Her aunt took her to hospital where she was admitted.

She was in a room of her own when he went to see her the following evening, a Friday, after work. “She was barely able to speak and looked very sick. She asked me to turn off the fluorescent light immediately above her head because that was causing her headache and strain on her eyes.”

That was the last time he saw her alive.

The following day, Saturday, he was due to meet a friend but rang his daughter first to see how she was feeling. “She said she was grand and talked of a doctor coming and examining her and saying they would do a CT scan.”

When she told him they had said there was nothing to worry about, he queried how they knew that, asking what kind of examination was done. She told him a doctor had felt her shoulders and neck and said they would do a CT scan later that evening.

After she told him it was okay for him to go out, as her partner was coming in, he went to meet his friend. That night, while he was in a restaurant, the hospital rang, saying his daughter was unresponsive and that he should come to the hospital.

She was quickly transferred to a Dublin hospital and he got there some time after 3am.

From the faces of other family members in the hospital car park, he knew “something was not good”.

“They told me that she’d died. I couldn’t believe it.”

Later that morning, he was told by a doctor that, due to the fact she was pregnant and because of the Eighth Amendment, they couldn’t turn off the life support.

He said the doctor had asked what the family would like to be done and he replied, with the permission of Ms P’s partner, they wanted the machine turned off.

“That’s when he said, look, it’s not possible.”

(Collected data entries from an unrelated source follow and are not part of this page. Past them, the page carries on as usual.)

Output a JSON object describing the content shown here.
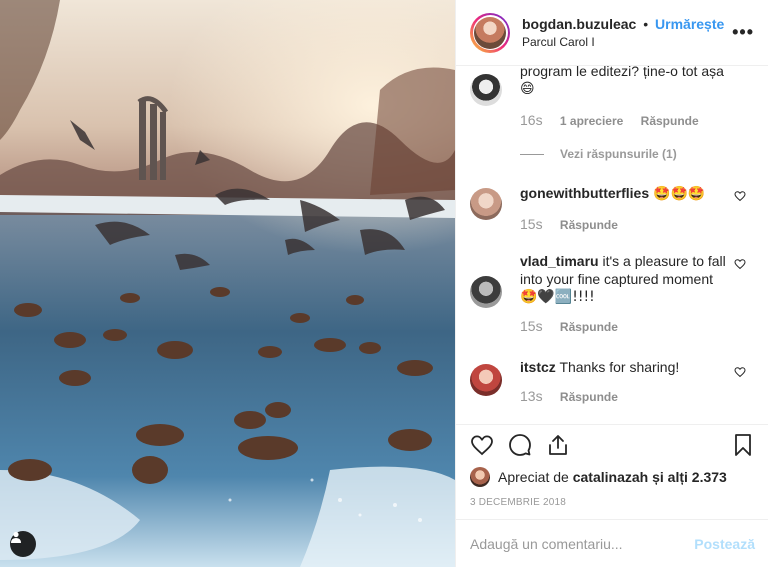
{
  "post": {
    "username": "bogdan.buzuleac",
    "separator": "•",
    "follow_label": "Urmărește",
    "location": "Parcul Carol I",
    "more_glyph": "•••"
  },
  "comments": [
    {
      "user": "",
      "text": "program le editezi? ține-o tot așa",
      "emoji": "😄",
      "time": "16s",
      "likes": "1 apreciere",
      "reply": "Răspunde"
    },
    {
      "view_replies": "Vezi răspunsurile (1)"
    },
    {
      "user": "gonewithbutterflies",
      "text": "",
      "emoji": "🤩🤩🤩",
      "time": "15s",
      "reply": "Răspunde"
    },
    {
      "user": "vlad_timaru",
      "text": "it's a pleasure to fall into your fine captured moment",
      "emoji": "🤩🖤🆒!!!!",
      "time": "15s",
      "reply": "Răspunde"
    },
    {
      "user": "itstcz",
      "text": "Thanks for sharing!",
      "time": "13s",
      "reply": "Răspunde"
    }
  ],
  "liked_by": {
    "prefix": "Apreciat de",
    "user": "catalinazah",
    "suffix": "și alți 2.373"
  },
  "date": "3 DECEMBRIE 2018",
  "add_comment": {
    "placeholder": "Adaugă un comentariu...",
    "post_label": "Postează"
  },
  "colors": {
    "link": "#3897f0",
    "post_disabled": "#b2dffc",
    "muted": "#999999"
  },
  "icons": [
    "user-tag-icon",
    "more-icon",
    "heart-icon",
    "comment-icon",
    "share-icon",
    "bookmark-icon"
  ]
}
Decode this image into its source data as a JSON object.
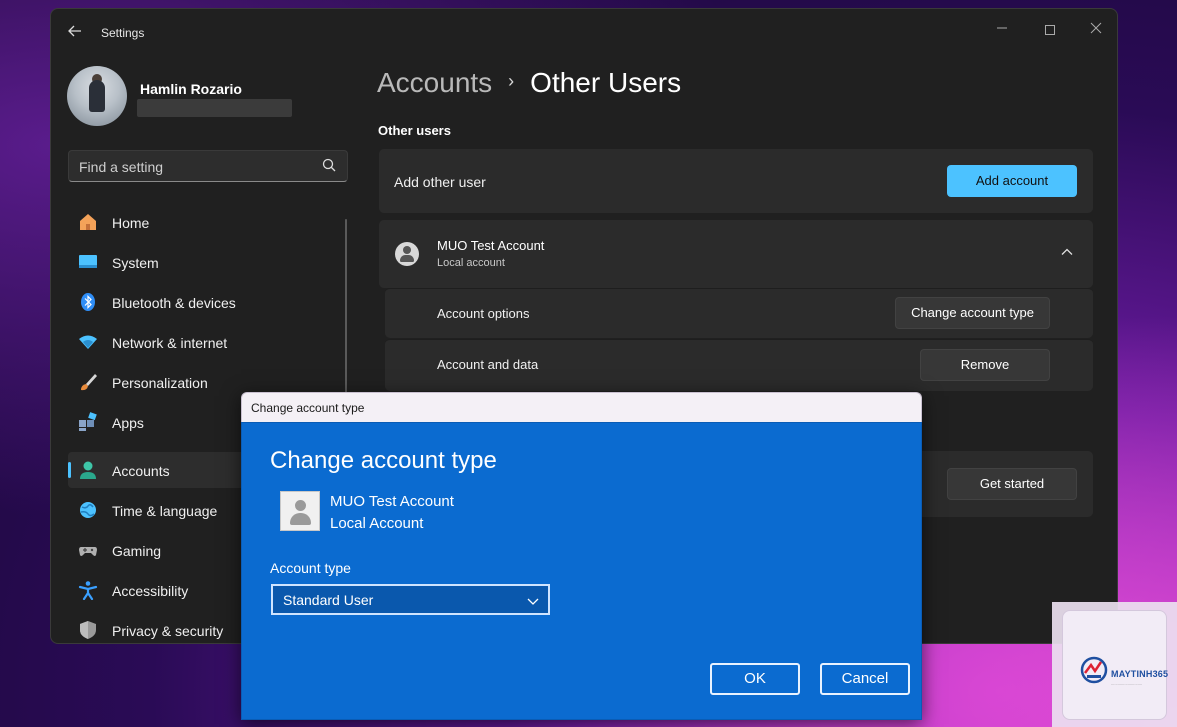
{
  "window": {
    "title": "Settings",
    "controls": [
      "minimize",
      "maximize",
      "close"
    ]
  },
  "profile": {
    "name": "Hamlin Rozario"
  },
  "search": {
    "placeholder": "Find a setting"
  },
  "sidebar": {
    "items": [
      {
        "label": "Home",
        "icon": "home-icon",
        "color": "#f4a259"
      },
      {
        "label": "System",
        "icon": "system-icon",
        "color": "#4cc2ff"
      },
      {
        "label": "Bluetooth & devices",
        "icon": "bluetooth-icon",
        "color": "#2f8ef7"
      },
      {
        "label": "Network & internet",
        "icon": "wifi-icon",
        "color": "#4cc2ff"
      },
      {
        "label": "Personalization",
        "icon": "brush-icon",
        "color": "#e88b3c"
      },
      {
        "label": "Apps",
        "icon": "apps-icon",
        "color": "#6f8fb8"
      },
      {
        "label": "Accounts",
        "icon": "person-icon",
        "color": "#3ec6a8",
        "active": true
      },
      {
        "label": "Time & language",
        "icon": "globe-icon",
        "color": "#4cc2ff"
      },
      {
        "label": "Gaming",
        "icon": "gamepad-icon",
        "color": "#b0b0b0"
      },
      {
        "label": "Accessibility",
        "icon": "accessibility-icon",
        "color": "#3aa0ff"
      },
      {
        "label": "Privacy & security",
        "icon": "shield-icon",
        "color": "#9a9a9a"
      }
    ]
  },
  "breadcrumb": {
    "parent": "Accounts",
    "separator": "›",
    "current": "Other Users"
  },
  "main": {
    "section_title": "Other users",
    "add_user": {
      "label": "Add other user",
      "button": "Add account"
    },
    "user_card": {
      "name": "MUO Test Account",
      "type": "Local account",
      "expanded": true,
      "rows": [
        {
          "label": "Account options",
          "button": "Change account type"
        },
        {
          "label": "Account and data",
          "button": "Remove"
        }
      ]
    },
    "kiosk": {
      "button": "Get started"
    }
  },
  "dialog": {
    "title": "Change account type",
    "heading": "Change account type",
    "account_name": "MUO Test Account",
    "account_kind": "Local Account",
    "type_label": "Account type",
    "selected_type": "Standard User",
    "ok": "OK",
    "cancel": "Cancel"
  },
  "watermark": {
    "brand": "MAYTINH365"
  },
  "colors": {
    "accent": "#4cc2ff",
    "dialog_blue": "#0b6bd0",
    "window_bg": "#202020",
    "card_bg": "#2b2b2b"
  }
}
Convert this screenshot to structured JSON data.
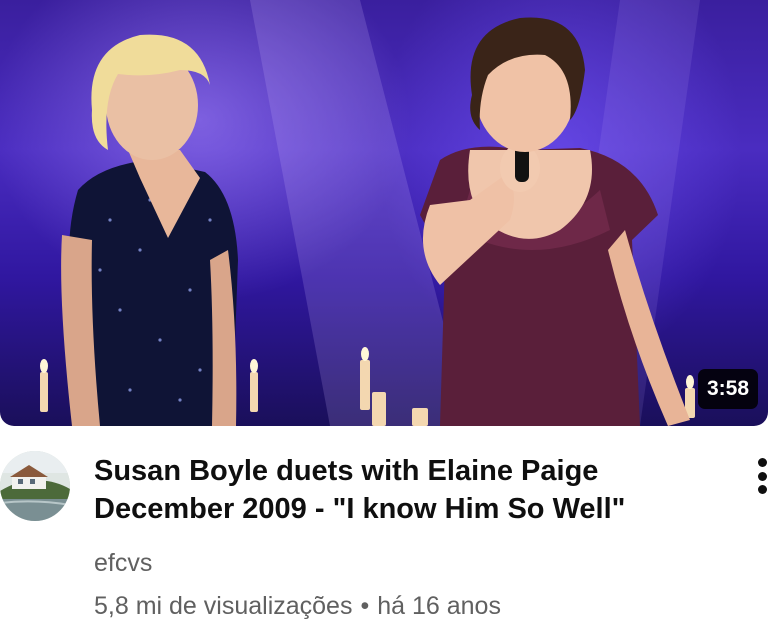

Mr P ultimately took legal proceedings.

“I’m not a medical professional but I knew in my heart that foetus would not survive. Feeding [Ms P] with drugs to try and keep the foetus alive was not only harming my dead daughter, ruining her body, but the foetus wouldn’t survive.”

He says a doctor at the regional hospital later told him: “I don’t know why they are doing this, the chance of that foetus surviving is zero.”

Seeing his daughter on life support was “a horrible experience”, he says.

“You could see her stomach move because of the machine keeping the internal organs functioning for the baby. And then holding her hand and talking to her knowing I wouldn’t get a response. It wasn’t pleasant, not pleasant at all. She did not look like my daughter.”

Open wound

Her face and feet were swollen and there was a bandage on her head which he later learned concealed an open wound.

He regrets acting on advice to have his grandchildren, who had not seen their mother since she went into hospital, visit her on December 22nd. Her daughter was very distressed and her then four-year-old son was confused.

On St Stephen’s Day 2014, the High Court ruled the life support could be switched off on the basis there was no prospect for the unborn except “distress and death”.

It was later decided, especially for the children’s sake, to have a sealed coffin.

It was a grim Christmas, Mr P recalls. His workmates cancelled their office Christmas party and, unknown to him, collected funds to help the family.

Christmases remain bleak. “Since my daughter went, I haven’t celebrated Christmas as I would like to. I’ve no enthusiasm to put up decorations or anything like that. It’s not just my daughter who has gone but her two kids have gone too. The house was very cold and eerie that Christmas.”

He believes more should have been done for his daughter when she was admitted to the regional hospital and that, particularly if a CT scan had been done, she would have survived.

During the High Court case, he was warned by family members to stay away from social media sites as there had been abusive messages from anti-abortionists about the bid to end the life support. He never received any such messages himself.

“My daughter’s tragedy wasn’t to do with abortion. That provision should not have come into force.”

The family were told the doctors “had their hands tied” and were seeking clarification. He does not know from whom. “We were left in limbo.”

Five years later, he is still struggling to cope with what happened. “I’ll never be able to get this out of my head, even when the court case is finished. I will keep asking, what if, what if. That’s not going to leave me, or any of us.”